The kit includes a useful, zippered storage case that holds the battery and solar panel, a mains charger with interchangeable plugs for world-wide compatibility (UK, USA, Europe and Australia) and eight charge tips (or, as Powertraveller call them 'monkeynuts') which adapt the power output for mini-USB, microUSB, Nintendo, Samsung and Sony Ericsson. Powertraveller have a large range of other tips available for sale on their web-site but, most devices can be plugged directly into the battery pack using the manufacture supplied USB charge lead.
Handy zippered carry/storage case
Helpfully, the recent spell of sunshine has been very useful in testing the capabilities for this device. It comes supplied fully charged and Powertraveller claim it will retain 75% of its charge for up to a year. operation is simplicity itself, plug your device in and switch on by swiping the touch panel adjacent to the LCD. It cannot be turned on unless a device is connected and it will auto power off once a device reaches a full charge level.
Unlike the powermonkey explorer, the powermonkey extreme can be daisy chained so that it it can be topped up using the solar panel (or mains charger) whilst it is, in turn, charging a connected device. That's useful if you want to capture solar power and want to charge a device too!
The large solar panel was able to bring the battery pack from 60% to a full charge in 6 hours of charging which means you can recover over half it's capacity on a sunny day. That's enough power to recharge an iPhone three times for example.
The full capacity of 9000mAh is more than enough to charge an iPad 2, with it's 6944 mAh battery, and still have enough juice to fully charge an samsung Galaxy S2 with its 1800 mAh bettery. Or it could recharge six smartphones. That's quite a reserve of power there. Place the solar panel on your dashboard, or tie it to a rucksack and you can capture free solar energy. The large panel is a useful size, small enough to be portable whilst large enough to capture a decent amount of energy.

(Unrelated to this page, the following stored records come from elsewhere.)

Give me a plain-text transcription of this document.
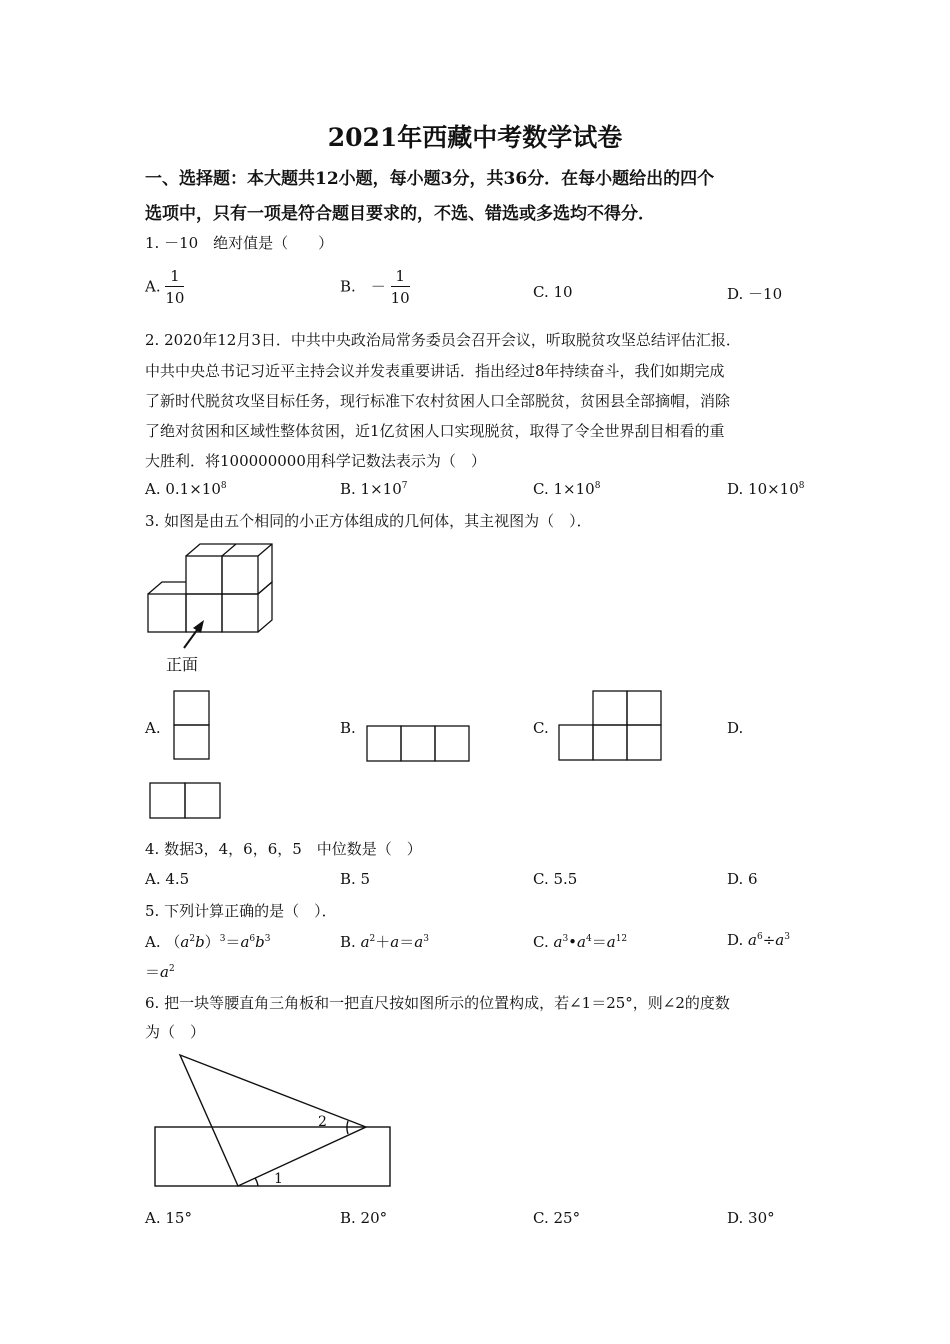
2021年西藏中考数学试卷
一、选择题：本大题共12小题，每小题3分，共36分．在每小题给出的四个
选项中，只有一项是符合题目要求的，不选、错选或多选均不得分．
1. －10　绝对值是（　　）
A. $\frac{1}{10}$	B.　－ $\frac{1}{10}$	C. 10	D. －10
2. 2020年12月3日．中共中央政治局常务委员会召开会议，听取脱贫攻坚总结评估汇报．
中共中央总书记习近平主持会议并发表重要讲话．指出经过8年持续奋斗，我们如期完成
了新时代脱贫攻坚目标任务，现行标准下农村贫困人口全部脱贫，贫困县全部摘帽，消除
了绝对贫困和区域性整体贫困，近1亿贫困人口实现脱贫，取得了令全世界刮目相看的重
大胜利．将100000000用科学记数法表示为（　）
A. $0.1\times 10^8$	B. $1\times 10^7$	C. $1\times 10^8$	D. $10\times 10^8$
3. 如图是由五个相同的小正方体组成的几何体，其主视图为（　）．
正面
A.	B.	C.	D.
4. 数据3，4，6，6，5　中位数是（　）
A. 4.5	B. 5	C. 5.5	D. 6
5. 下列计算正确的是（　）．
A. $(a^2b)^3=a^6b^3$	B. $a^2+a=a^3$	C. $a^3•a^4=a^{12}$	D. $a^6\div a^3$
$=a^2$
6. 把一块等腰直角三角板和一把直尺按如图所示的位置构成，若∠1＝25°，则∠2的度数
为（　）
1
2
A. 15°	B. 20°	C. 25°	D. 30°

It's another win from Powertraveller. For anyone who needs a large reserve of portable battery power it ticks all the boxes. The design and operation is well thought out, the hardware is rugged and waterproof and, with USB output it can support most common devices available nowadays.
The only area where it loses marks is cost. At £120.00 it's never going to be an impulse purchase. But it can do the job of 2 or three smaller battery packs and, with it's mains charger and solar panel it means you have the ability to recharge your devices anywhere, be that the outback or the Costa Del Sol. If you have a need for such a solution, and can justify the cost, it's money well spent. My powermonkey explorer is still going strong three years after I bought it, despite heavy use, and I have no reson to believe that the powermonkey extreme won't be providing sterling service for years to come either.